U.S. to Lift Cap on Range of S.Korean Rockets

  • By Ahn Jun-yong

    January 29, 2020 11:47

    The U.S. has agreed to lift caps on the range and force of civilian South Korean rockets. That could remove a major obstacle to Korea's goal of developing a solid-fuel rocket capable of putting a satellite in geosynchronous orbit.

    Government sources said Tuesday that negotiations between the U.S. and South Korean governments to revise missile guidelines have reached the final stage of ironing out the details to ease thrust and range limits on civilian rockets using solid-fuel boosters.

    The U.S.-South Korean missile guidelines from 1979 had been revised three times -- in 2001, 2012 and 2017 -- but limits remained in place capping their thrust at 1 million pounds per second, which is just 1/10 of the thrust of rockets used by advanced countries, and their range at 800 km.
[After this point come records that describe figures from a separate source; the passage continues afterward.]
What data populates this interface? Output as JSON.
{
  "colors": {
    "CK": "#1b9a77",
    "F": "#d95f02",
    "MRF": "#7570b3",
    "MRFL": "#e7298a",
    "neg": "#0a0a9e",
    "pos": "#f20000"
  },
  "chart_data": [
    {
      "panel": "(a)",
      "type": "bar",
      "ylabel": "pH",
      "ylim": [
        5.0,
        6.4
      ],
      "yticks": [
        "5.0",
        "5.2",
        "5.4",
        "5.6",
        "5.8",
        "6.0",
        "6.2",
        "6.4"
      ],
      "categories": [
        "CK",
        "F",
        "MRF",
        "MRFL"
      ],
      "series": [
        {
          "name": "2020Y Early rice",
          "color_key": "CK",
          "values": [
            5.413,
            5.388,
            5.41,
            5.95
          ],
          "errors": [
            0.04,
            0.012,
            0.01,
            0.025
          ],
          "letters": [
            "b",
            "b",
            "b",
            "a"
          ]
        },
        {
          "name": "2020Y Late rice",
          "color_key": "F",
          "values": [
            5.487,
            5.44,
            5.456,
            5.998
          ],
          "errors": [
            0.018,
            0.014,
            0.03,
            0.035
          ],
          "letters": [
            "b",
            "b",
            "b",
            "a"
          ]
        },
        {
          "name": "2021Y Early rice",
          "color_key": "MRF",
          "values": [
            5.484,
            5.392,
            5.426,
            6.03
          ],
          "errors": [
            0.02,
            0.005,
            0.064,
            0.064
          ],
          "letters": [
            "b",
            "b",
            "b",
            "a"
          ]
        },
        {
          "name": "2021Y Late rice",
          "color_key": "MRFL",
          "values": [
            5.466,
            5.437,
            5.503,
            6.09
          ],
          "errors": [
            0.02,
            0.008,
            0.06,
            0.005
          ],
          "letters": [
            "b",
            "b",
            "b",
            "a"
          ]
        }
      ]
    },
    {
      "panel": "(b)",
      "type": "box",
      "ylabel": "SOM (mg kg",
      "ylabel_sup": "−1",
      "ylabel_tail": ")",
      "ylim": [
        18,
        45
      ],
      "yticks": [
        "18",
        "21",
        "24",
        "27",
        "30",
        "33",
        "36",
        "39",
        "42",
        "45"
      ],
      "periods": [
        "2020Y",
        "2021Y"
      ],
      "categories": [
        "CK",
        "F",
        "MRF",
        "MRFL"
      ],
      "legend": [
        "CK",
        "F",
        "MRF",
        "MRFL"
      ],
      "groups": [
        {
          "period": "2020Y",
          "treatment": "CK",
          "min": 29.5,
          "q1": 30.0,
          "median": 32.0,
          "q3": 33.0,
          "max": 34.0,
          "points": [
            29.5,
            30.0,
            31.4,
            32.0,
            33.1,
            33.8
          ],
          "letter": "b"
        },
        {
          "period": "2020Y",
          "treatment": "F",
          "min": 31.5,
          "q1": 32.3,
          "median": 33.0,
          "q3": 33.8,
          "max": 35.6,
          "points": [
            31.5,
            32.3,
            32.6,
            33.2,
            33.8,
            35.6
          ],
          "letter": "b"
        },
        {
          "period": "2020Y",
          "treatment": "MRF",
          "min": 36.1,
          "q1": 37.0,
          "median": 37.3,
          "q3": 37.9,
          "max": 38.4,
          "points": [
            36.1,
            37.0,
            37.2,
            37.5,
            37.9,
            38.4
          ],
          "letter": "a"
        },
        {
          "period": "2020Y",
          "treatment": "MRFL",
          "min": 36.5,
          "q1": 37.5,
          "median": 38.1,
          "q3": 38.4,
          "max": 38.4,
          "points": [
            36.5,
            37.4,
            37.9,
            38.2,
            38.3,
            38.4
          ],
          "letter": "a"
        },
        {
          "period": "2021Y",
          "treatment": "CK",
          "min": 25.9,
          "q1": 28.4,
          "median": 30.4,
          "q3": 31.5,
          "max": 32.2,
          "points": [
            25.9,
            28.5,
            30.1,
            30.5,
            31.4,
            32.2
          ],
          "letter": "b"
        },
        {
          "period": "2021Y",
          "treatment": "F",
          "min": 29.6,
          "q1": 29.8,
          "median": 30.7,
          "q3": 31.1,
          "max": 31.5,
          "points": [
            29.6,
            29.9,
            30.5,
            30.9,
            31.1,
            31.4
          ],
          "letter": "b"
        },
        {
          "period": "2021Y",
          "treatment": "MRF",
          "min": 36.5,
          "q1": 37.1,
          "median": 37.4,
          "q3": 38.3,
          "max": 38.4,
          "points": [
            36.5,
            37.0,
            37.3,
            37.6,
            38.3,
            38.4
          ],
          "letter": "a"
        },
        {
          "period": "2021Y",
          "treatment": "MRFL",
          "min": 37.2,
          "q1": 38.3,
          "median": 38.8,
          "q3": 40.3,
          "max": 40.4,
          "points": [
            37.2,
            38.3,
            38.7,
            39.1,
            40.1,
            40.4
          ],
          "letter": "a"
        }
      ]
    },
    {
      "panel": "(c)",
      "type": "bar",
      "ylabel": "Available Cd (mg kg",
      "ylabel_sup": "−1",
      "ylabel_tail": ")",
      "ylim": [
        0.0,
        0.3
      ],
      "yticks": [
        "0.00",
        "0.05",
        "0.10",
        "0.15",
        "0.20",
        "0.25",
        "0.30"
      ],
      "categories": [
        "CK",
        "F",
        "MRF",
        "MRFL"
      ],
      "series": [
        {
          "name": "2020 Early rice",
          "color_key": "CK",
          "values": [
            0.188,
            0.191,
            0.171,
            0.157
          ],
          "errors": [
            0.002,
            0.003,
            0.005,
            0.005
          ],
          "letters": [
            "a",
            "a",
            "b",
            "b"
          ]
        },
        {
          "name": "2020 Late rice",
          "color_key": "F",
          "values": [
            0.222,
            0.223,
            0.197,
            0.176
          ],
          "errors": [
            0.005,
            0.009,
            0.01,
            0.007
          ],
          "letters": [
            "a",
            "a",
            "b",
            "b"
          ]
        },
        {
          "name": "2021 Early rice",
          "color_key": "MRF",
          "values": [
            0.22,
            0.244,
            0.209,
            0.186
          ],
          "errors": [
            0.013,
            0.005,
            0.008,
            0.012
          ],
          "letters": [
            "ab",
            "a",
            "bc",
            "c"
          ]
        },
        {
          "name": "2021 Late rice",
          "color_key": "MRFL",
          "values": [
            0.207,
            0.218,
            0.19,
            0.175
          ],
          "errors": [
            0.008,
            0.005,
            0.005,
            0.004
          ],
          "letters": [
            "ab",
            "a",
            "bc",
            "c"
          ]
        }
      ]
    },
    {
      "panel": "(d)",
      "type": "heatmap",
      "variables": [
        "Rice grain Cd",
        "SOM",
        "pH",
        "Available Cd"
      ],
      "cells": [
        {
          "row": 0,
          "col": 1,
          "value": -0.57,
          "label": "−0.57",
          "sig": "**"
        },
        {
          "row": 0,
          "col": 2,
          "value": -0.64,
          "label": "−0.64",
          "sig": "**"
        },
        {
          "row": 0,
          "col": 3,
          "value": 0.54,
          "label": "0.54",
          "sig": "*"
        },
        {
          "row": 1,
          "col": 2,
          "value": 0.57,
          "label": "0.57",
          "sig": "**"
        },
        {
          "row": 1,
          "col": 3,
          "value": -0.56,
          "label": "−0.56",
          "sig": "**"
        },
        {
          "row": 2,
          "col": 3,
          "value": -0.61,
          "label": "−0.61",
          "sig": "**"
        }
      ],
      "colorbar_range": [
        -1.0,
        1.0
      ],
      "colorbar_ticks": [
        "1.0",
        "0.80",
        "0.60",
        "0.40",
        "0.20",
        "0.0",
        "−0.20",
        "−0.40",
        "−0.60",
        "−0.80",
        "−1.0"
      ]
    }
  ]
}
    The two sides have held behind-the-scenes negotiations about another revision since 2018. The caps have come in for increasing criticism at a time when North Korea is developing long-range, solid-fuel missiles.

    Scrapping the limits will give South Korea's civilian space program a considerable boost. Solid-fuel rockets are simpler to design and cheaper to build than liquid-fueled ones as well as being easier to transport and launch because there is no need to pump in fuel.

    The U.S. maintained the caps because it did not want South Korea to use the technology to build missiles for military use. But South Korea promised to use them only for civilian purposes and reasoned that the South lags far behind its neighbors in terms of rocket technology.

    There are concerns that scrapping the limits could incite protests from China and North Korea, but a government source said, "Inter-Korean relations have nothing to do with revised missile guidelines for our civilian space program."